Es ist vielmehr so, daß sie _ausschließlich_ zur Gewinnmaximierung der Saatguthersteller dienen wird.

Regis 1
22.10.2009 15:05
Immer mehr Bauern kaufen das Zeug und bauen es an, freiwillig!

bitte geben sie ihre quellen bekannt ...

dietraeneallahs
26.10.2009 04:32

würd mich auch interessieren.
den bauern wird doch überhaupt keine chance mehr gegeben bzw übrigbleiben.

und...natur und technologie(technologischer fortschritt)...also ich weiss nicht,für mich passen die zwei nicht zusammen.gentechnisch verändertes gemüse soll besser schmecken und gesünder sein???also besser als die melanzani in indien geht nicht und ich weiss,dort wird auch sehr gern gesprayt aber ich bin überzeugt,früchte,gemüse,ja alle natürlichen lebensmittel sind perfekt,absolut perfekt!und gegen ernteausfälle muss man sich eben was einfallen lassen oder einfach besser haushalten sozusagen.

ich sage:totaler boykott von monsanto!

ist mMn unter den top5 der verbrecherischen konzerne dieser welt.

abschliessend:codex alimentarius???

NoComment
22.10.2009 16:24

har har har der war gut, eine US-analyse, na DANN bin ich jetzt beruhigt. klar dass in den USA gen-veränderte pflanzen wie sau angebaut werden, dort ist es ja auch erlaubt und die großen konzerne sind auch alle in den USA (oder nordamerika) angesiedelt. was das allerdings beweisen soll weiß ich nicht, dass sind ja keine "bauern" die das anbauen sondern industriebetriebe.

Glod
23.10.2009 11:21
Na wo es nicht erlaubt ist, ist eine größere Verbreitung ja nicht möglich.

Und ihr Antiamerikanismus ist leider ebensowenig ein Argument wie ihre Glorifizierung von Kleinbauern.
(Oder wollen sie jetzt unterstellen, das immer mehr Agrarbetriebe teureres Saatgut kaufen, dass sie nächstes Jahr nachkaufen müssen, obwohl es ihnen nichts bringt?)

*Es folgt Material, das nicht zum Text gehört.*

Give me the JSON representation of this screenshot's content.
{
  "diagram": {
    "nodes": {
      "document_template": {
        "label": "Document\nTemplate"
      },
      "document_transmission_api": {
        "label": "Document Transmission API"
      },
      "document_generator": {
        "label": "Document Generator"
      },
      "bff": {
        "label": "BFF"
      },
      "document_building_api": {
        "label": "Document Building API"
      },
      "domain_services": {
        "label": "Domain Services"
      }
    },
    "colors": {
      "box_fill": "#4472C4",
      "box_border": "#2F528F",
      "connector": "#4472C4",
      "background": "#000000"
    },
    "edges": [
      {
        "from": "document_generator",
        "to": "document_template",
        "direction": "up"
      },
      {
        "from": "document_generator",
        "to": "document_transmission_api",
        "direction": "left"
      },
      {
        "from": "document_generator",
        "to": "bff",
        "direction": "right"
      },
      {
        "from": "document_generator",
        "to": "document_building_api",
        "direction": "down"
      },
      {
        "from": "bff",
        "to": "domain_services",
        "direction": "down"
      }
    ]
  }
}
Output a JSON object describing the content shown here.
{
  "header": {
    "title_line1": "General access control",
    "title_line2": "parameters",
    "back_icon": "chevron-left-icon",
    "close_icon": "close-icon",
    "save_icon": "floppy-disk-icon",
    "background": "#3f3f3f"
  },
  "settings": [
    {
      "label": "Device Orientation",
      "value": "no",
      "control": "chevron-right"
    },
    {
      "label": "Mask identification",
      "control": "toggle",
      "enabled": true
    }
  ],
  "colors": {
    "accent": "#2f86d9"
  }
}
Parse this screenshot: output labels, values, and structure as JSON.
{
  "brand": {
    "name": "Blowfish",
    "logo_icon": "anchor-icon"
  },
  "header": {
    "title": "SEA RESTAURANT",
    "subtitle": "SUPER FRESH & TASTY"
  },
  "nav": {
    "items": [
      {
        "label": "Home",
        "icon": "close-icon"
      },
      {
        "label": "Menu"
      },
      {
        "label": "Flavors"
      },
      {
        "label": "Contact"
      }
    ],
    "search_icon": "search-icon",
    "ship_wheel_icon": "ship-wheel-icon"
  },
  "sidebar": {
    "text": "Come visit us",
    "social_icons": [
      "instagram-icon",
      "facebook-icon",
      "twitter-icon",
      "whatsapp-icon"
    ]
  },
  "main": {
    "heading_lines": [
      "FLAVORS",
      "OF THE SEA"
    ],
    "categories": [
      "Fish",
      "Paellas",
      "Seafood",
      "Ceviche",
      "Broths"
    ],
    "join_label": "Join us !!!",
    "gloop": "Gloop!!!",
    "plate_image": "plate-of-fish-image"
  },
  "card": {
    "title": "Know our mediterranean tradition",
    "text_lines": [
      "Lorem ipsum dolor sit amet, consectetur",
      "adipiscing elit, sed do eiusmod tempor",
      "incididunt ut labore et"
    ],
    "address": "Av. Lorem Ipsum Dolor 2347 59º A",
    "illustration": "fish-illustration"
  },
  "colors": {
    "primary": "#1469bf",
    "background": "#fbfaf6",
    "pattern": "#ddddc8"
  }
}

Dort wo es erlaubt ist, nimmt die Landwirtschaft diese Produkte immer mehr an, woraus man schließen kann dass sie was bringen und vor allem dass sie sich langfristig durchsetzen werden.

NoComment
23.10.2009 12:03

wenn die landwirtschaft was "annimmt" ist das höchstens ein beweis dafür dass es dem landwirt oder der dahinterliegenden industrie hilft. allerdings befürchte ich, dass sich die landwirte da in ein verderben reiten. denn einerseits entsteht eine abhängigkeit zu einem produzenten (samen UND spritzmittel), andererseits wird, wenn der ertrag tatsächlich gesteigert wird und die anzahl der landwirtschaftlichen flächen gleich bleibt, der preis sinken (wir haben ja kein nutzpflanzendefizit). die umweltschäden durch diese ertragserhöhung zahlen wir "normalos", denn von nix kommt nix.

Glod
22.10.2009 15:25
NoComment
22.10.2009 16:26

geh bitte, was soll das beweisen? dass in einem land, in dem großkonzerne die landwirtschaft dominieren und die bauern nicht mehr als ackergäule sind, gen-veränderte pflanzen angebaut werden. bumm, wer hätte damit gerechnet.

Der Wählerwille
 
22.10.2009 10:40
M E L A N Z A N I!

zefix .....
habt ihr einen masterplan "zerstörung der lokalen sprachvarietät" oder wie?

aubergine versteht der grossteil der österreicher tatsächlich nicht. .. was soll also der topfen?

Preger
22.10.2009 15:07
Interessant,...

...dass auch Sie die Melanzani mit Topfen in Verbindung bringen (siehe mein Posting weiter unten). Gibt's da vielleicht ein Rezept, dass ich noch nicht kennen sollte (Melanzani-Topfen-Aufstrich oder so)?